Enquanto Trump conquista espaços em jornais e consegue seu primeiro grande golpe de sucesso — a renovação do Hotel Commodore —, ele se envolve em disputas familiares, especialmente com seu irmão Fred Jr., que se distancia do império dos Trump. A relação conturbada com seu pai, Fred Trump Sr., também é explorada, revelando as pressões que moldaram sua personalidade. Cohn, por sua vez, torna-se não apenas conselheiro, mas uma figura quase paternal para Trump, ensinando-o a jamais admitir erros e sempre manter a aparência de invencibilidade, mesmo em meio a derrotas. Essa convivência cria uma dinâmica intensa e perturbadora, onde lealdade e oportunismo se misturam.

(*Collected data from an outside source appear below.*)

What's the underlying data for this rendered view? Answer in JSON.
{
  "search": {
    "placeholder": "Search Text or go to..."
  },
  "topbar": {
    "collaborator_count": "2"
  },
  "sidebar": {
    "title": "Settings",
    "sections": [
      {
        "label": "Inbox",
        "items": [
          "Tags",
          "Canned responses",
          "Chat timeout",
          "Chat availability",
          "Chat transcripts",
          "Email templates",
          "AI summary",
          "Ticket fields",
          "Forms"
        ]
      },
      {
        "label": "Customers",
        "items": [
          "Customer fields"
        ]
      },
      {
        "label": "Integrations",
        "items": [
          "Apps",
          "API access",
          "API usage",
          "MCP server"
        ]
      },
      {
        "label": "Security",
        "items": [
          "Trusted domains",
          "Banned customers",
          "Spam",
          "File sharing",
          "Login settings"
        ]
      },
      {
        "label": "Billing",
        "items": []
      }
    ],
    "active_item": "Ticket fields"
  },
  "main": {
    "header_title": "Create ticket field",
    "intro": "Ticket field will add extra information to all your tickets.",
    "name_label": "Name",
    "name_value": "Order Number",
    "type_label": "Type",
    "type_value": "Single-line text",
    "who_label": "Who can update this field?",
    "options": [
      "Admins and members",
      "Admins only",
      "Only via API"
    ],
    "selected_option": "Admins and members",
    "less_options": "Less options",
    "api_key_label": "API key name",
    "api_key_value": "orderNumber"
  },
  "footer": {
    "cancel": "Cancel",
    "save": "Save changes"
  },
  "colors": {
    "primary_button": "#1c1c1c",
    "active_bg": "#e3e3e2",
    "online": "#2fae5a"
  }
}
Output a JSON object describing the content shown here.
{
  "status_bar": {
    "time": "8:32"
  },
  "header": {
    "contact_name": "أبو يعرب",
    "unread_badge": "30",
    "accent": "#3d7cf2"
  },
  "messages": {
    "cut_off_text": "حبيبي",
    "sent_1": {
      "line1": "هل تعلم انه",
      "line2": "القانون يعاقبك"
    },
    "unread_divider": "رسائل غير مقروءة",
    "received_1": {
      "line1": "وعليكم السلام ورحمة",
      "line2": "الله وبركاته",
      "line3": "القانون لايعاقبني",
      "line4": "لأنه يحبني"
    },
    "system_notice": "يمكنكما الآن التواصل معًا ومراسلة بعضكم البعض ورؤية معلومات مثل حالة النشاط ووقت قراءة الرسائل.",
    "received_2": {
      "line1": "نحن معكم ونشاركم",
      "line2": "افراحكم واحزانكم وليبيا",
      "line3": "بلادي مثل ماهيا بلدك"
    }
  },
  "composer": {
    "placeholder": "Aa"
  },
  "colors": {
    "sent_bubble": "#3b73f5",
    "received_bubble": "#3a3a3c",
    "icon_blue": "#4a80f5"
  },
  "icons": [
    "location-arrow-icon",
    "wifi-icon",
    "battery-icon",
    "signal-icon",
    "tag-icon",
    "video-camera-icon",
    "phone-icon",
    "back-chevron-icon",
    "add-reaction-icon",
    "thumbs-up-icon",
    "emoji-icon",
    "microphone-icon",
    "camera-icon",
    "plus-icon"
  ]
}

Com roteiro de Gabriel Sherman, “O Aprendiz” vai além de um retrato biográfico, explorando a transformação de Trump em um ícone da era moderna. As atuações de Sebastian Stan e Jeremy Strong são marcantes, com nuances que capturam tanto a vulnerabilidade quanto a crueldade de seus personagens. Stan traz um jovem Trump que oscila entre a insegurança e a arrogância, enquanto Strong faz de Cohn uma figura quase diabólica, cujo charme é tão sedutor quanto perigoso. As cenas intensas entre os dois são os pontos altos da produção, expondo o relacionamento de codependência entre o ambicioso aprendiz e seu mentor calculista.

A direção de Ali Abbasi se destaca pela estética crua, com uma fotografia que enfatiza tanto o brilho superficial dos luxos quanto a podridão moral por trás das negociações. Câmeras na mão e enquadramentos fechados criam uma sensação claustrofóbica, destacando como a vida pública e privada de Trump se confundem. A trilha sonora, recheada de jazz e músicas icônicas dos anos 70, ajuda a construir a atmosfera da Nova York que começava a consolidar sua fama de metrópole implacável. Já a montagem, fluida e ágil, não dá respiro, transmitindo a intensidade com que Trump encara cada desafio, como se a derrota fosse uma possibilidade inadmissível.

Além da reconstrução histórica precisa, com figurinos e cenários que remetem fielmente à época, o filme oferece uma análise profunda dos custos da ambição desenfreada. Ele não apenas retrata a ascensão de Trump, mas também revela o preço emocional que essa busca impõe a ele e aos que o cercam. A evolução do protagonista para uma figura incapaz de empatia, treinado para destruir quem atravessa seu caminho, é tratada sem filtros. Episódios polêmicos, como a traição a aliados e o abandono de Cohn quando ele adoece com AIDS, mostram o lado mais sombrio dessa relação.

A recepção de “O Aprendiz” foi polarizada. Enquanto parte da crítica aplaudiu a profundidade e a coragem do roteiro, muitos apontaram que o longa é uma crítica direta e provocativa ao legado de Trump. Nos Estados Unidos, a estreia foi marcada por polêmicas e ameaças de processo por parte de aliados do ex-presidente, mas fora do país, especialmente no Brasil, a obra encontrou um público ávido por entender as origens do fenômeno Trump. A produção, embora arriscada, reforça que não se trata apenas de um estudo sobre um empresário, mas de um alerta sobre o impacto de lideranças moldadas pelo culto à imagem e à manipulação.